Im doing the internet dating thing, y’all know that. But, I have had it, I have reached my limit…. today, some guy who is 47 sends me a kiss and wants to get to know me. Remember, Im only 35… and hes 47… now, at first that may not sound like a huge difference.. but his eldest daughter is 27…. WTF?
Yuck. Yuck. Triple Yuck.
And, this isnt the first time that old creepy men have contacted me. I have had them up to 54 years old, be interested.
Now, its great that you think so highly of yourself. Or that your young enough at heart that a 35 year old would be interested. Or that you could “provide” for me. Or whatever… your beer belly balding ass who scratches himself regularly and all that jazz.. whatever your reasons are… please remember that although you think your hot stuff, and you think I should be oh so honored to date you… please think of my mother.. who is only 55 damn years old…. do you think thats still okay? The fact that your age is closer to my moms than to mine? I dont. I think that just screams EWWWWWWW icky creepy old nasty spoiled milk smelling man. ICK.
Thanks for the kiss.. but so not flattered.
3 comments:
Dude...What if he's hot like George Clooney, or Brad Pitt, or Viggo Mortenson? I'm just sayin'...
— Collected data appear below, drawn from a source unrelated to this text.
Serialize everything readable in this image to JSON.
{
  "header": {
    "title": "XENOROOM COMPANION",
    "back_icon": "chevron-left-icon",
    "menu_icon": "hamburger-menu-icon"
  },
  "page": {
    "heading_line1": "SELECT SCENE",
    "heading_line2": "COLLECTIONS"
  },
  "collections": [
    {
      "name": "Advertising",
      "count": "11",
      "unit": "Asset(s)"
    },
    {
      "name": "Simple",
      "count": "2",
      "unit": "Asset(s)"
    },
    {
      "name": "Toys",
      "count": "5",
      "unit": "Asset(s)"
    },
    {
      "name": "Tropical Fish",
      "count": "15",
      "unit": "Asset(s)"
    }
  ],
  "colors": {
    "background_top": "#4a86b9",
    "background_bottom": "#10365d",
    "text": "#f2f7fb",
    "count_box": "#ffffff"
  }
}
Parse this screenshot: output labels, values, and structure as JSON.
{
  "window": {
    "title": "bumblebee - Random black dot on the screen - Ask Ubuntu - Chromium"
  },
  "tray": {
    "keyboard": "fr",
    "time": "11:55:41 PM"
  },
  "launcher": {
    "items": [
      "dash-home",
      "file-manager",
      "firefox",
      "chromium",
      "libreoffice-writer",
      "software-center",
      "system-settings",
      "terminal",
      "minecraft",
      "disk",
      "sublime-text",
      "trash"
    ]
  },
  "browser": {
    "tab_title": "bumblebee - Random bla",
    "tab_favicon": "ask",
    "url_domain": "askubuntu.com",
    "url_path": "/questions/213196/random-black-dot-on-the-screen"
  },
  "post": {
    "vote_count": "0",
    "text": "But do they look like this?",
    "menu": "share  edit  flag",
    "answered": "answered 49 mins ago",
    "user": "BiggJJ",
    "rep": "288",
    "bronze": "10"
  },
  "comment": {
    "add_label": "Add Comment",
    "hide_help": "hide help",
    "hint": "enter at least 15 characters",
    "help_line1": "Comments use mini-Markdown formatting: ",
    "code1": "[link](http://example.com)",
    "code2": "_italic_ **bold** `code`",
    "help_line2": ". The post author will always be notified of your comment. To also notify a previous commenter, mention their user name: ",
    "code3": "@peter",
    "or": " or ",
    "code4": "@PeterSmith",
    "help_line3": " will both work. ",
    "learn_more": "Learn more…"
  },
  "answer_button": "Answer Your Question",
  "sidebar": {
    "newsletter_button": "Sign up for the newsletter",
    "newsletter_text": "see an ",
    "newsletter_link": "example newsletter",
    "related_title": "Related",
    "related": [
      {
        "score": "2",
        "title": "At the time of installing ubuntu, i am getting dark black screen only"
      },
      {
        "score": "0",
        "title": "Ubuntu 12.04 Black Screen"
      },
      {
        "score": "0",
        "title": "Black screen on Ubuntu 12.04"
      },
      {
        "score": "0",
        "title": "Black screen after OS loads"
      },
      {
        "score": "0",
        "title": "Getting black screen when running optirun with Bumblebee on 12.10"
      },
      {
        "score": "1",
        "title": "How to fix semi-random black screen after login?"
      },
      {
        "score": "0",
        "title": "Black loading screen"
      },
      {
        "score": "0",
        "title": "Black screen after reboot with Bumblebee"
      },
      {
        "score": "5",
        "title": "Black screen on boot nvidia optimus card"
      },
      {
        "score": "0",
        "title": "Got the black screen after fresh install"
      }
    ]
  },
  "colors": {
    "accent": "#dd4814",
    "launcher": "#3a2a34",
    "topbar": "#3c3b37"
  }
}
Oh, Jez... if it was one of those delish choices.. me & my blog would be straight onto that old man thang in no time!
But, unfortunately, these men are not coming with the looks, the money, the class, or the good looking ass!
she's right Jez..she's talking Queensland Sunshine Coast..where men are men, jails are full, belly's and bar's and burps are the "cool" thing, and sheep and kids are nervous.